If he had thought to mention to one of his professors that holding his wand felt like putting two magnets together the wrong way, he might have gotten help. But even at eleven years old, young Stan was already mastering the art of politics—which is to say, diplomacy and misdirection.
“I don’t eat chocolate frogs ‘cause I’ve got allergies,” he said proudly.
“You ate your chocolate cake just fine,” his classmate protested.
“It’s the frog bit I’m allergic to,” Stan said.
The best thing about going to Hogwarts was that her mother could no longer worry at her to stop slouching.
“You are so beautiful,” Parvati could hear, the over-emphasis disproving its own words. “Why are you hiding your own beauty?”
The truth was Parvati didn’t care. She was never into shoes, or dresses, or cosmetics. She loved the Gryffindor uniform because she didn’t have to make choices about all of that anymore. She could get up, plait her hair, and be ready to go.
When Dean Thomas whispered that Parvati was one of the best-looking girls in her year, Parvati glared at him and slouched harder. She went off to Hogsmeade with the Beauxbatons student later that night because he hadn’t said that to her; he’d actually said something that was interesting.

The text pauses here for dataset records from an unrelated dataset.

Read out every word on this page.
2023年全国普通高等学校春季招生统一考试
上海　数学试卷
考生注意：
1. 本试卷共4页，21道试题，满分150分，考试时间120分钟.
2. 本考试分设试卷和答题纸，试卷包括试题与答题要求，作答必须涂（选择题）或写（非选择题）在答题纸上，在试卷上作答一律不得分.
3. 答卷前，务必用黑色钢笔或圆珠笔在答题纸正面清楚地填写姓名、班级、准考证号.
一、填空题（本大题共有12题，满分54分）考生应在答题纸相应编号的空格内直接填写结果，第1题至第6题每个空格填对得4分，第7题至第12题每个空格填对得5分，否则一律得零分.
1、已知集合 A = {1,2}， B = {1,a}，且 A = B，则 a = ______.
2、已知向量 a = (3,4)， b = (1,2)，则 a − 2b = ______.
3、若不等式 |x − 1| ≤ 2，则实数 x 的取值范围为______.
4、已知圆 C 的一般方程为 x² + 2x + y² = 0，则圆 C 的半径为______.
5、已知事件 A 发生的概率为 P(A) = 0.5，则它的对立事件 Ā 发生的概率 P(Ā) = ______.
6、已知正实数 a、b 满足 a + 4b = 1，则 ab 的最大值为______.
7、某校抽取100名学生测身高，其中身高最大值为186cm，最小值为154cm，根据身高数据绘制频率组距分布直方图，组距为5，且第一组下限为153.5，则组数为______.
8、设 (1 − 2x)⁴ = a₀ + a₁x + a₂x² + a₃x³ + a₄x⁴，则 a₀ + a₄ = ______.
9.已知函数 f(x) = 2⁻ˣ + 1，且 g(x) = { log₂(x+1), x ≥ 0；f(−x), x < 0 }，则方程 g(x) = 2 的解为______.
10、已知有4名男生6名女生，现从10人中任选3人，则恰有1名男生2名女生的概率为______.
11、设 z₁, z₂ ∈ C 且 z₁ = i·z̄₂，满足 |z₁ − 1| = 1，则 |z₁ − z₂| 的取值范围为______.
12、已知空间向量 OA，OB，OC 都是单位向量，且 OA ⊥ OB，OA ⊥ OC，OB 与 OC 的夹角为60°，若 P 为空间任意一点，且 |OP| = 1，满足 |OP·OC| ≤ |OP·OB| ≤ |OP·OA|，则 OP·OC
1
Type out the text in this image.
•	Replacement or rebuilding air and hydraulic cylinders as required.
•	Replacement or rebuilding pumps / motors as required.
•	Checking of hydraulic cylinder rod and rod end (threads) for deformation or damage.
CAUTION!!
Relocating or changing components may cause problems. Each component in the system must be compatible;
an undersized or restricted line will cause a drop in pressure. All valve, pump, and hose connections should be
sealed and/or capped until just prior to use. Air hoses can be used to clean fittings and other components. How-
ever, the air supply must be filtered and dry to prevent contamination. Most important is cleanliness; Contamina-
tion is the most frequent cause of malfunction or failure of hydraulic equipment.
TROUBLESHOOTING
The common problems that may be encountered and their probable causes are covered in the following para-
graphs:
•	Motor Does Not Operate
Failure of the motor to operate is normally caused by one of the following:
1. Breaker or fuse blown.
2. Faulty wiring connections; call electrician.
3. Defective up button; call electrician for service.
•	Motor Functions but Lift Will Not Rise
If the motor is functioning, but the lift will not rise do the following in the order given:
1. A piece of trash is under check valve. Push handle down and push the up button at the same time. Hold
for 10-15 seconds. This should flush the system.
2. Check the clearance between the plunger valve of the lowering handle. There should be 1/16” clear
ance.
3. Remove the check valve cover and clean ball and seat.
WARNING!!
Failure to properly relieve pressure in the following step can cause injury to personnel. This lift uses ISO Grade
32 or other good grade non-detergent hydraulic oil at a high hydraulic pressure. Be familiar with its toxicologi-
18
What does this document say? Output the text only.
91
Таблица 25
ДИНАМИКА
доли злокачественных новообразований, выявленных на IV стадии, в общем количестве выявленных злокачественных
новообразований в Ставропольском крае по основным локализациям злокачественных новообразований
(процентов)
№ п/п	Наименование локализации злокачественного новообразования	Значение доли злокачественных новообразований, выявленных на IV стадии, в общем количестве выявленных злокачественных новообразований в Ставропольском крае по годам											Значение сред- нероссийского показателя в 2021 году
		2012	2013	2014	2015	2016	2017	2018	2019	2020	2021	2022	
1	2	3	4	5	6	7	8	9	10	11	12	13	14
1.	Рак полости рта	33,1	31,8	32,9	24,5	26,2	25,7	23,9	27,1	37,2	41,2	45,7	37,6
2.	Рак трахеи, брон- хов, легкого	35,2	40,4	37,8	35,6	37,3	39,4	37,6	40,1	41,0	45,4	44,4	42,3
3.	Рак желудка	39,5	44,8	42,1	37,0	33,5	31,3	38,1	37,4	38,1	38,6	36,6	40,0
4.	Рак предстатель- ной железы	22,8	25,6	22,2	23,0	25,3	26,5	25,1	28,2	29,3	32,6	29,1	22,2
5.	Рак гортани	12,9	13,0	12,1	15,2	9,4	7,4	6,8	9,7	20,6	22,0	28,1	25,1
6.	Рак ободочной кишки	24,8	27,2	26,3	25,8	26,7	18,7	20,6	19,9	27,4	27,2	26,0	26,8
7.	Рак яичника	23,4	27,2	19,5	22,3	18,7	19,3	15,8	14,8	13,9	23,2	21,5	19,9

Parvati found him to be less interesting as the night went on, so she checked off “dating” from her list of curiosities and stopped worrying about brushing her hair.
Later her mother would ask “but aren’t you meeting any nice boys?” and Parvati would reply “I’m learning advanced defensive fighting skills so I can be in a wizard army, I don’t have time to meet boys.”
Because of this, Parvati was spared the crush of weddings that all seemed to take place immediately after the Second Wizarding War. Hermione and Ron, Neville and Hannah, Harry and Ginny—that boy could lead an army, maybe, but he was a right git—her classmates paired off and she and Padma were left standing alone.
Then Padma immediately got hired by the Ministry, and Parvati was left alone. Her mother and father both began asking “don’t you want to get a job?”
The answer was no, but Parvati knew that wasn’t a good answer.
Angelina is going to be with her father until he dies.
She got the owl while her family was in the Patagonia Desert watching the Quidditch World Cup. She got several owls, and sent a few in return, stepping outside of the arena and flicking away a beetle that kept trying to crawl onto the letter she was writing.
Of course she would be there. She’d apparate immediately. And she would stay.
When Angelina’s father first became ill, she felt that uncomfortable pull of responsibilities: her children, her husband, the business she and George shared, her father.
All right, let the business go, George and Ron can manage it for a while. So: her children, her husband, her father.